[Date Prev][Date Next][Thread Prev][Thread Next][Date Index][Thread Index]
Re: [Sks-devel] SKS Performance oddity
From: |
Michiel van Baak |
Subject: |
Re: [Sks-devel] SKS Performance oddity |
Date: |
Sat, 9 Mar 2019 11:29:14 +0100 |
User-agent: |
NeoMutt/20180716 |
On Sat, Mar 09, 2019 at 12:22:14AM -0500, Jeremy T. Bouse wrote:
> I don't know what is going on here with my cluster but I have 3 of 4
> nodes that absolutely perform as I would expect... They have 2 vCPU
> with 4GB RAM each along with an extra 50GB drive exclusively for SKS
> use under /var/lib/sks. The three behaving fine are my sks02, sks03
> and sks04 secondary nodes. My primary node on the other hand is
> another story. First I tried increasing it from 2 vCPU/4GB RAM like
> the others to 2 vCPU/8GB RAM and then 4 vCPU/8GB RAM without it making
> any change. I then built out a new physical server with a quad-core
> Xeon 2.4GHz processor and 4GB RAM and a dedicated 3TB RAID5 array and
> I'm seeing the same problem. SKS is constantly pegging the CPU at 100%
> and eating up nearly all the memory whether it's running on a virtual
> or physical. server. Recon service is working and I'm ingesting keys
> from peers and peering with my internal cluster nodes but everytime it
> goes into recon mode the node starts failing to respond as the CPU and
> RAM spike which then leads to the node being dropped from the pool as
> the stats page can't be hit before it times out.
>
> I've been fighting with this for a several days now... Anyone else
> out there seeing this behavior or if not and have similar resourced
> servers care to share details to see if I'm missing something here.
>
> The particulars are that all nodes are Debian 9.8 (Stretch) 64-bit.
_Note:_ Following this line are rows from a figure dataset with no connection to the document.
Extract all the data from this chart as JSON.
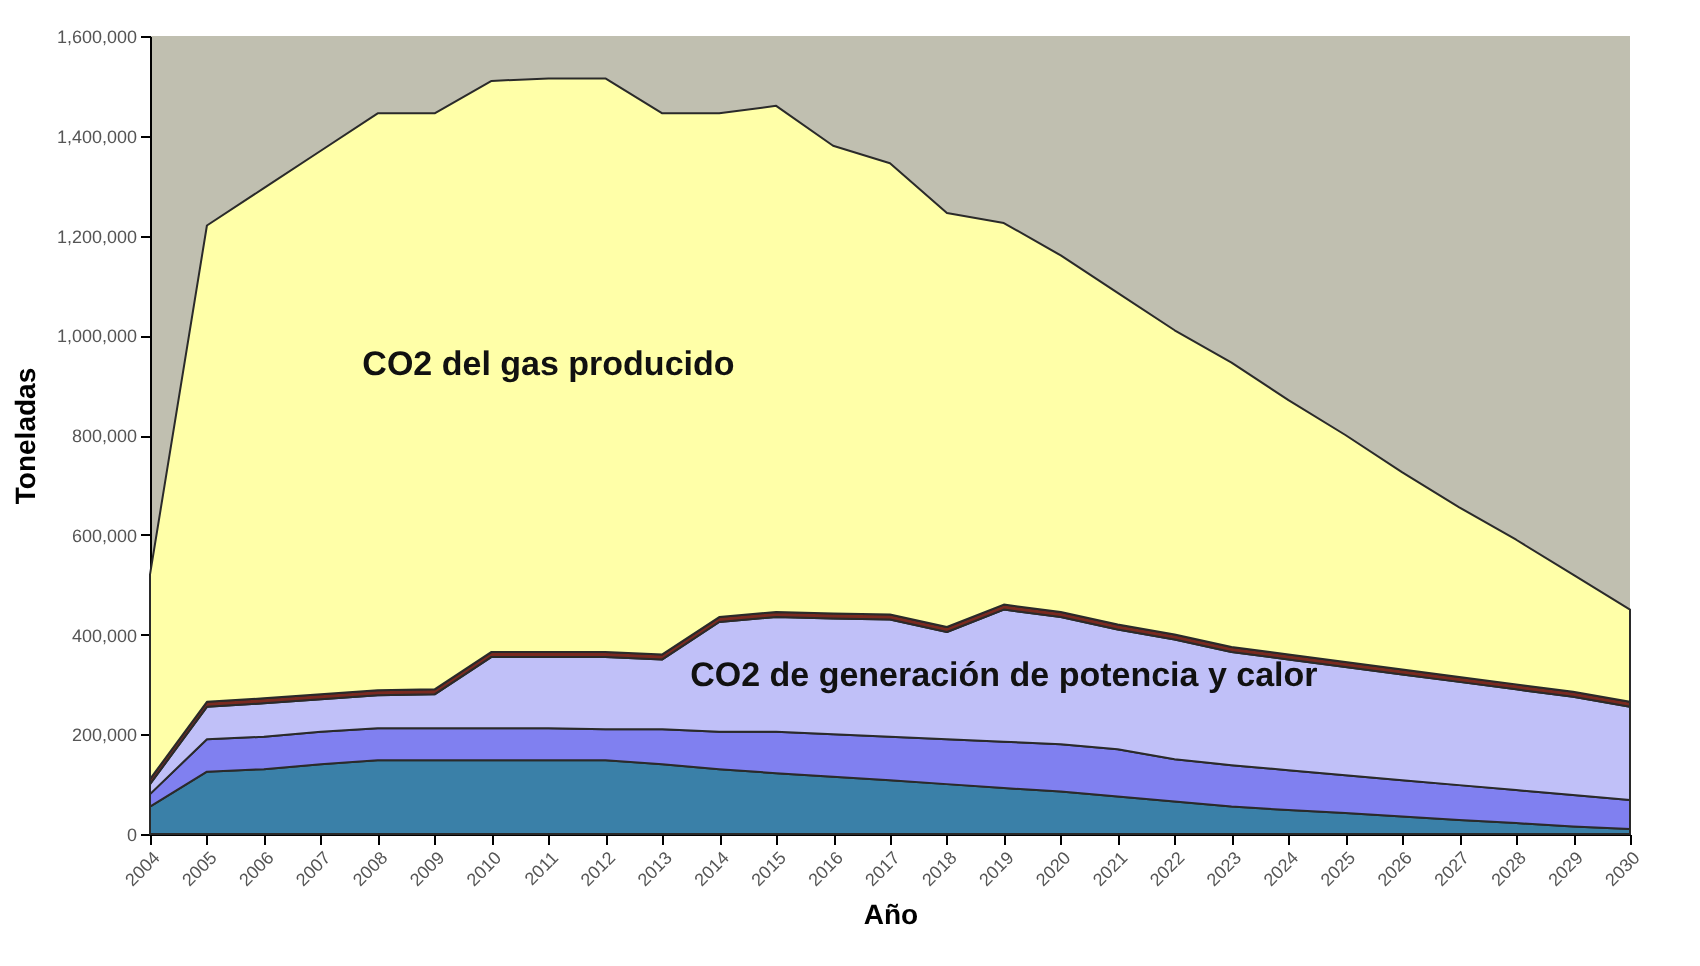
{
  "chart_data": {
    "type": "area",
    "stacked": true,
    "xlabel": "Año",
    "ylabel": "Toneladas",
    "categories": [
      "2004",
      "2005",
      "2006",
      "2007",
      "2008",
      "2009",
      "2010",
      "2011",
      "2012",
      "2013",
      "2014",
      "2015",
      "2016",
      "2017",
      "2018",
      "2019",
      "2020",
      "2021",
      "2022",
      "2023",
      "2024",
      "2025",
      "2026",
      "2027",
      "2028",
      "2029",
      "2030"
    ],
    "ylim": [
      0,
      1600000
    ],
    "yticks": [
      {
        "value": 0,
        "label": "0"
      },
      {
        "value": 200000,
        "label": "200,000"
      },
      {
        "value": 400000,
        "label": "400,000"
      },
      {
        "value": 600000,
        "label": "600,000"
      },
      {
        "value": 800000,
        "label": "800,000"
      },
      {
        "value": 1000000,
        "label": "1,000,000"
      },
      {
        "value": 1200000,
        "label": "1,200,000"
      },
      {
        "value": 1400000,
        "label": "1,400,000"
      },
      {
        "value": 1600000,
        "label": "1,600,000"
      }
    ],
    "grid": false,
    "legend": false,
    "series": [
      {
        "color": "#3a80a8",
        "values": [
          55000,
          125000,
          130000,
          140000,
          148000,
          148000,
          148000,
          148000,
          148000,
          140000,
          130000,
          122000,
          115000,
          108000,
          100000,
          92000,
          85000,
          75000,
          65000,
          55000,
          48000,
          42000,
          35000,
          28000,
          22000,
          15000,
          10000
        ]
      },
      {
        "color": "#8080f0",
        "values": [
          25000,
          65000,
          65000,
          65000,
          64000,
          64000,
          64000,
          64000,
          62000,
          70000,
          75000,
          83000,
          85000,
          87000,
          90000,
          93000,
          95000,
          95000,
          85000,
          83000,
          80000,
          76000,
          73000,
          70000,
          66000,
          63000,
          58000
        ]
      },
      {
        "name": "CO2 de generación de potencia y calor",
        "color": "#c0c0f8",
        "values": [
          20000,
          65000,
          67000,
          65000,
          66000,
          68000,
          143000,
          143000,
          145000,
          140000,
          220000,
          230000,
          232000,
          235000,
          215000,
          265000,
          255000,
          240000,
          240000,
          227000,
          222000,
          217000,
          212000,
          207000,
          202000,
          197000,
          187000
        ]
      },
      {
        "color": "#7a2a20",
        "values": [
          10000,
          10000,
          10000,
          10000,
          10000,
          10000,
          10000,
          10000,
          10000,
          10000,
          10000,
          10000,
          10000,
          10000,
          10000,
          10000,
          10000,
          10000,
          10000,
          10000,
          10000,
          10000,
          10000,
          10000,
          10000,
          10000,
          10000
        ]
      },
      {
        "name": "CO2 del gas producido",
        "color": "#ffffa8",
        "values": [
          410000,
          955000,
          1023000,
          1090000,
          1157000,
          1155000,
          1145000,
          1150000,
          1150000,
          1085000,
          1010000,
          1015000,
          938000,
          905000,
          830000,
          765000,
          715000,
          665000,
          610000,
          570000,
          510000,
          455000,
          395000,
          340000,
          290000,
          235000,
          185000
        ]
      }
    ]
  }
}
> Then only primary node handles running NGINX configured for load
> balancing the cluster. The only other daemons running across all nodes
> besides SKS are OpenSSH for remote access, SSSD for centralized
> authenication, Haveged for entropy and Postfix configured for
> smarthost relaying.
Hey,
I hav exactly the same problem.
Several times in the last month I have done the following steps:
- Stop all nodes
- Destroy the datasets (both db and ptree)
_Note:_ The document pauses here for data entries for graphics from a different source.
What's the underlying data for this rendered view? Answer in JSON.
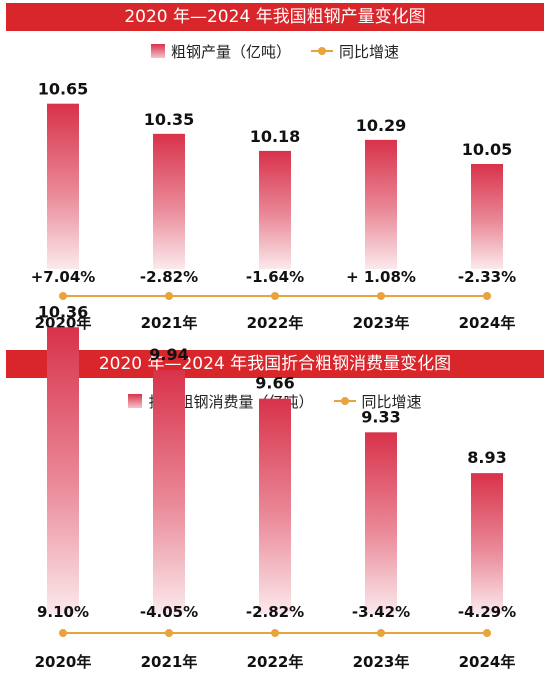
{
  "chart_data": [
    {
      "type": "bar",
      "title": "2020 年—2024 年我国粗钢产量变化图",
      "categories": [
        "2020年",
        "2021年",
        "2022年",
        "2023年",
        "2024年"
      ],
      "series": [
        {
          "name": "粗钢产量（亿吨）",
          "type": "bar",
          "values": [
            10.65,
            10.35,
            10.18,
            10.29,
            10.05
          ],
          "labels": [
            "10.65",
            "10.35",
            "10.18",
            "10.29",
            "10.05"
          ]
        },
        {
          "name": "同比增速",
          "type": "line",
          "values": [
            7.04,
            -2.82,
            -1.64,
            1.08,
            -2.33
          ],
          "labels": [
            "+7.04%",
            "-2.82%",
            "-1.64%",
            "+ 1.08%",
            "-2.33%"
          ]
        }
      ],
      "legend_position": "top-center",
      "grid": false,
      "colors": {
        "bar": "#d8324a",
        "line": "#e8a33d",
        "title_bg": "#d8262a"
      }
    },
    {
      "type": "bar",
      "title": "2020 年—2024 年我国折合粗钢消费量变化图",
      "categories": [
        "2020年",
        "2021年",
        "2022年",
        "2023年",
        "2024年"
      ],
      "series": [
        {
          "name": "折合粗钢消费量（亿吨）",
          "type": "bar",
          "values": [
            10.36,
            9.94,
            9.66,
            9.33,
            8.93
          ],
          "labels": [
            "10.36",
            "9.94",
            "9.66",
            "9.33",
            "8.93"
          ]
        },
        {
          "name": "同比增速",
          "type": "line",
          "values": [
            9.1,
            -4.05,
            -2.82,
            -3.42,
            -4.29
          ],
          "labels": [
            "9.10%",
            "-4.05%",
            "-2.82%",
            "-3.42%",
            "-4.29%"
          ]
        }
      ],
      "legend_position": "top-center",
      "grid": false,
      "colors": {
        "bar": "#d8324a",
        "line": "#e8a33d",
        "title_bg": "#d8262a"
      }
    }
  ]
}
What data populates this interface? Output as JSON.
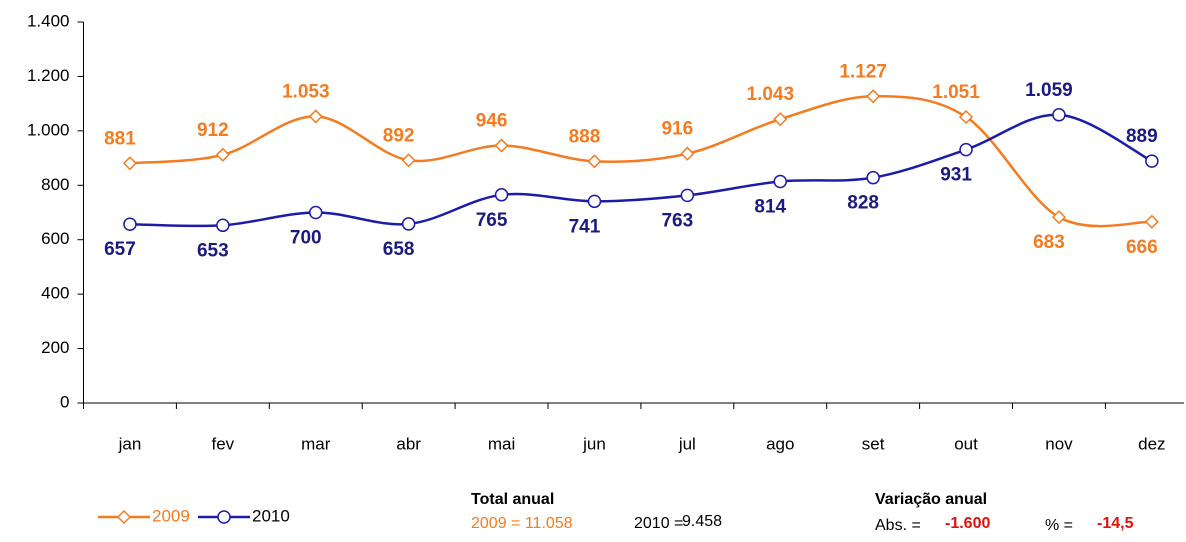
{
  "chart_data": {
    "type": "line",
    "categories": [
      "jan",
      "fev",
      "mar",
      "abr",
      "mai",
      "jun",
      "jul",
      "ago",
      "set",
      "out",
      "nov",
      "dez"
    ],
    "series": [
      {
        "name": "2009",
        "color": "#f47b20",
        "marker": "diamond",
        "values": [
          881,
          912,
          1053,
          892,
          946,
          888,
          916,
          1043,
          1127,
          1051,
          683,
          666
        ],
        "value_labels": [
          "881",
          "912",
          "1.053",
          "892",
          "946",
          "888",
          "916",
          "1.043",
          "1.127",
          "1.051",
          "683",
          "666"
        ]
      },
      {
        "name": "2010",
        "color": "#1c1ca8",
        "marker": "circle",
        "values": [
          657,
          653,
          700,
          658,
          765,
          741,
          763,
          814,
          828,
          931,
          1059,
          889
        ],
        "value_labels": [
          "657",
          "653",
          "700",
          "658",
          "765",
          "741",
          "763",
          "814",
          "828",
          "931",
          "1.059",
          "889"
        ]
      }
    ],
    "ylim": [
      0,
      1400
    ],
    "yticks": [
      0,
      200,
      400,
      600,
      800,
      {
        "value": 1000,
        "label": "1.000"
      },
      {
        "value": 1200,
        "label": "1.200"
      },
      {
        "value": 1400,
        "label": "1.400"
      }
    ],
    "grid": false,
    "legend": "bottom-left",
    "annotations": {
      "total_title": "Total anual",
      "total_2009": "2009 = 11.058",
      "total_2010_label": "2010 =",
      "total_2010_value": "9.458",
      "var_title": "Variação anual",
      "abs_label": "Abs. =",
      "abs_value": "-1.600",
      "pct_label": "% =",
      "pct_value": "-14,5"
    }
  }
}
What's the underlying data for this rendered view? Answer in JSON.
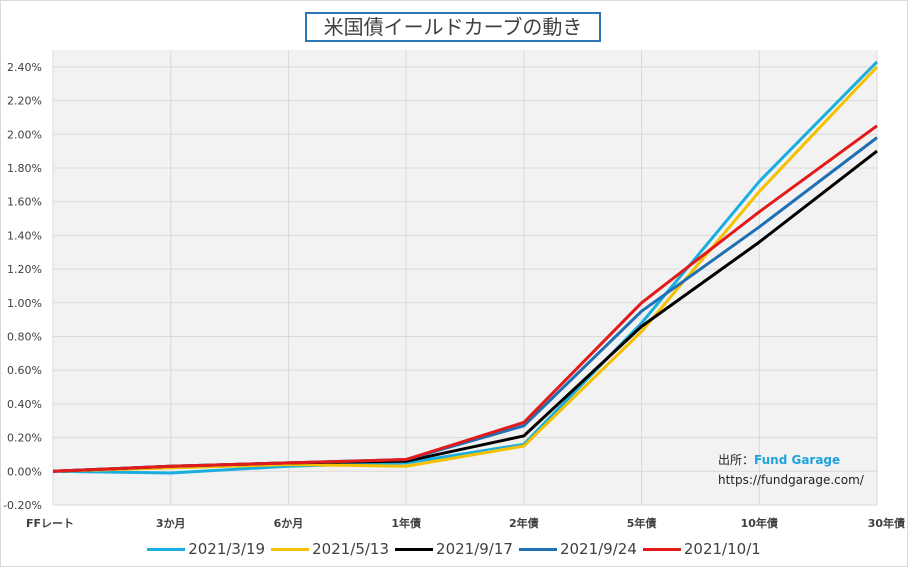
{
  "chart_data": {
    "type": "line",
    "title": "米国債イールドカーブの動き",
    "categories": [
      "FFレート",
      "3か月",
      "6か月",
      "1年債",
      "2年債",
      "5年債",
      "10年債",
      "30年債"
    ],
    "ylim": [
      -0.2,
      2.5
    ],
    "yticks": [
      -0.2,
      0.0,
      0.2,
      0.4,
      0.6,
      0.8,
      1.0,
      1.2,
      1.4,
      1.6,
      1.8,
      2.0,
      2.2,
      2.4
    ],
    "ytick_labels": [
      "-0.20%",
      "0.00%",
      "0.20%",
      "0.40%",
      "0.60%",
      "0.80%",
      "1.00%",
      "1.20%",
      "1.40%",
      "1.60%",
      "1.80%",
      "2.00%",
      "2.20%",
      "2.40%"
    ],
    "grid": true,
    "legend_position": "bottom",
    "series": [
      {
        "name": "2021/3/19",
        "color": "#1aaee0",
        "values": [
          0.0,
          -0.01,
          0.03,
          0.05,
          0.16,
          0.88,
          1.72,
          2.43
        ]
      },
      {
        "name": "2021/5/13",
        "color": "#f5c000",
        "values": [
          0.0,
          0.02,
          0.04,
          0.03,
          0.15,
          0.83,
          1.66,
          2.4
        ]
      },
      {
        "name": "2021/9/17",
        "color": "#000000",
        "values": [
          0.0,
          0.03,
          0.05,
          0.06,
          0.21,
          0.86,
          1.36,
          1.9
        ]
      },
      {
        "name": "2021/9/24",
        "color": "#1f6fb5",
        "values": [
          0.0,
          0.03,
          0.05,
          0.07,
          0.27,
          0.95,
          1.45,
          1.98
        ]
      },
      {
        "name": "2021/10/1",
        "color": "#e31a1a",
        "values": [
          0.0,
          0.03,
          0.05,
          0.07,
          0.29,
          1.0,
          1.54,
          2.05
        ]
      }
    ]
  },
  "annotation": {
    "source_label": "出所：",
    "source_name": "Fund Garage",
    "url": "https://fundgarage.com/"
  }
}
- Load in a new dump from max 2 days old
- Create the ptree database
- Start sks on the primary node, without peering configured (comment out
all peers)
- Give it some time to start
- Check the stats page and run a couple of searches
# Up until here everything works fine #
- Add the outside peers on the primary node and restart it
- After 5 minutes the machine takes 100% CPU, is stuck in I/O most of
the time and falls off the grid
It doesn't matter if I enable peering with the internal nodes or not.
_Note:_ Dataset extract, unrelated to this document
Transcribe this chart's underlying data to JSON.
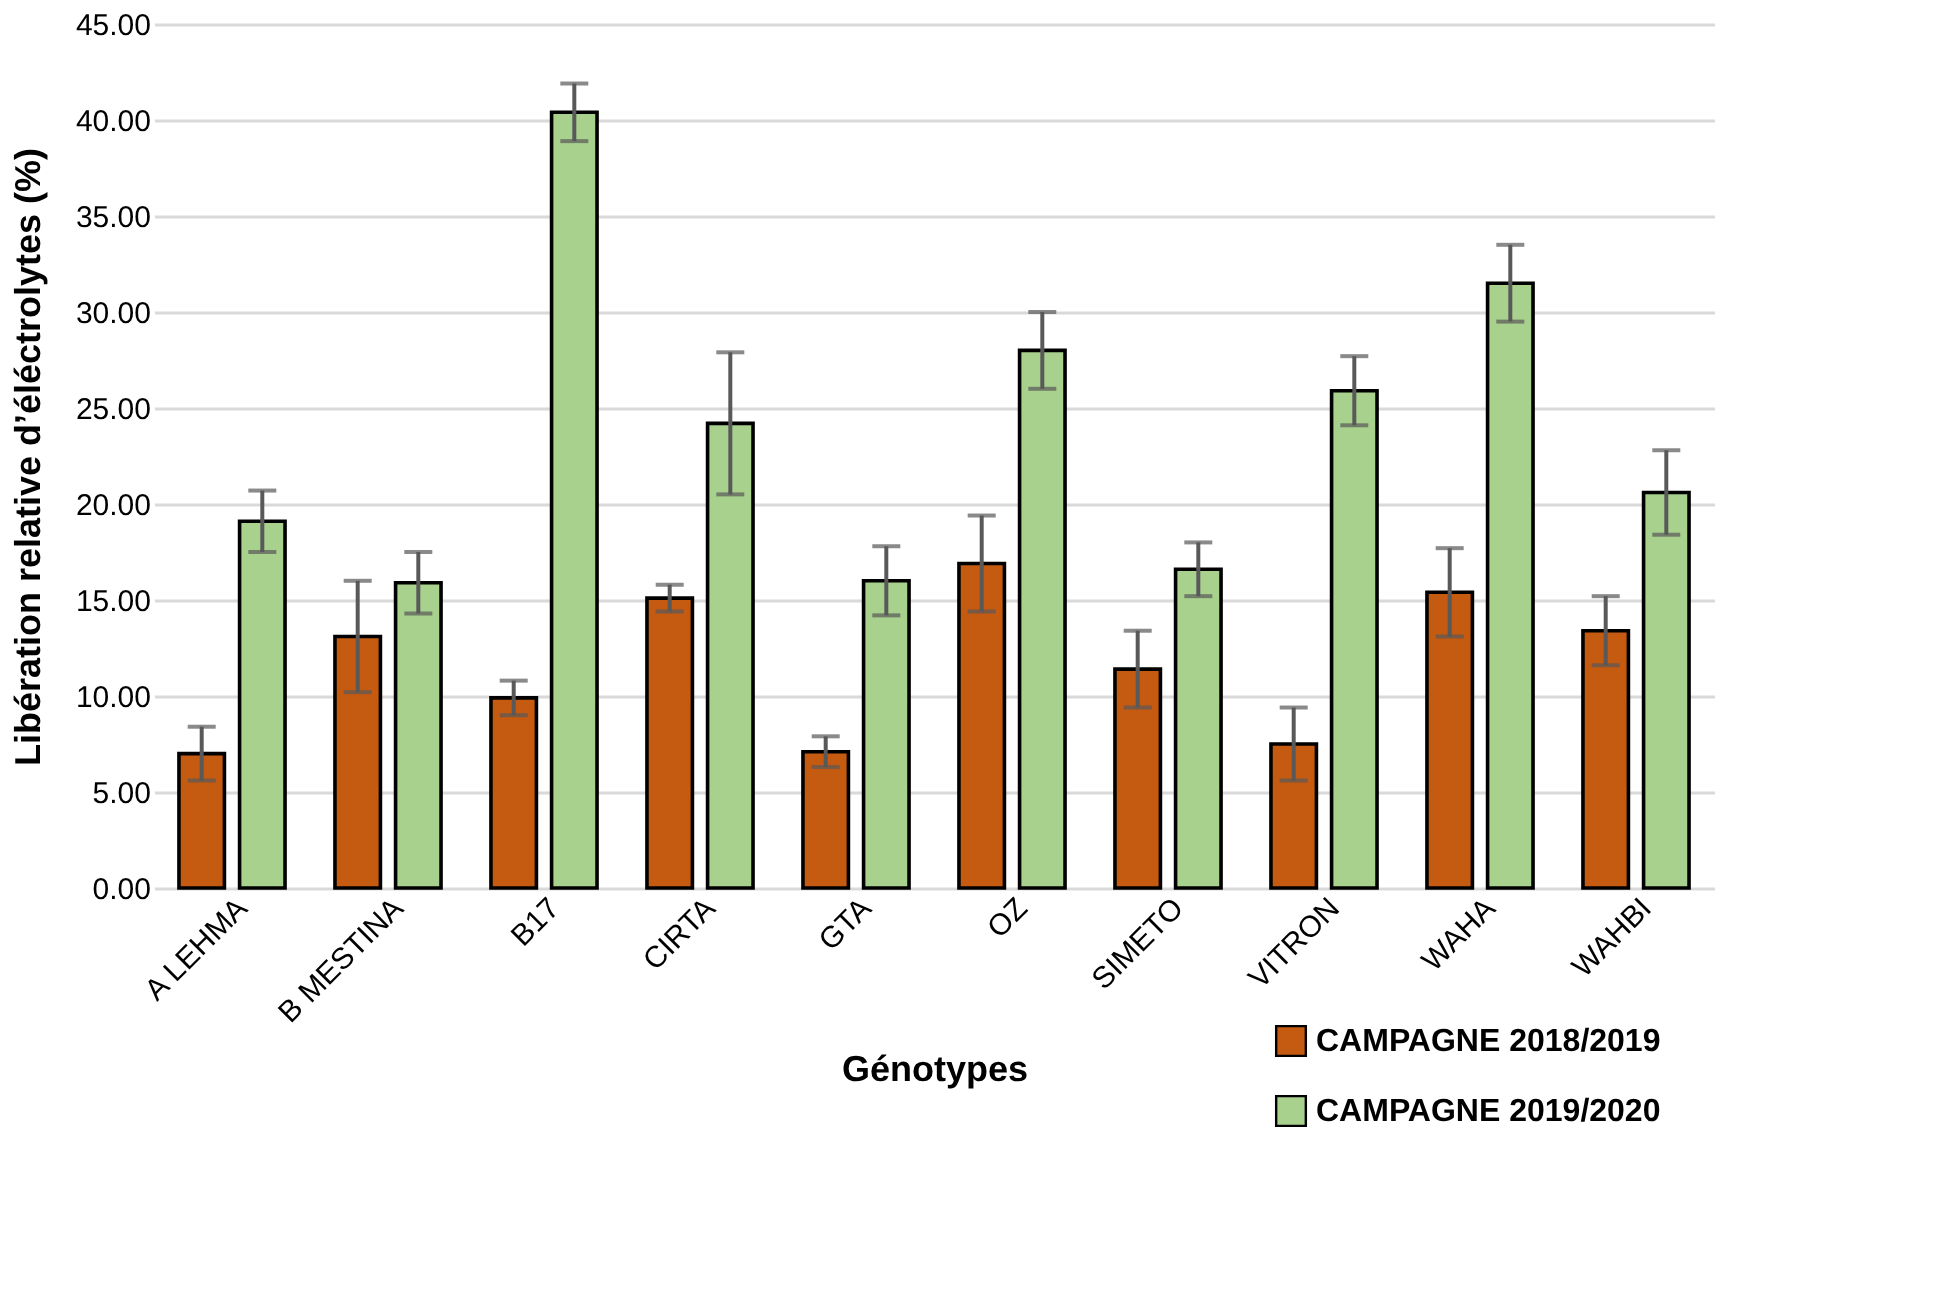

Just having 1 SKS instance running, and peering it with the network is
enough to basically render this instance unusable.
Like you, I tried in a vm first, and also on a physical machine (dual
6-core xeon E5-2620 0 @ 2.00GHz with 96GB ram and 2 samsung evo 840 pro
ssds for storage)
I see exactly the same every time I follow the steps outlined above.
The systems I tried are Debian linux and FreeBSD and all the same.
--
Michiel van Baak
address@hidden
GPG key: http://pgp.mit.edu/pks/lookup?op=get&search=0x6FFC75A2679ED069
NB: I have a new GPG key. Old one revoked and revoked key updated on keyservers.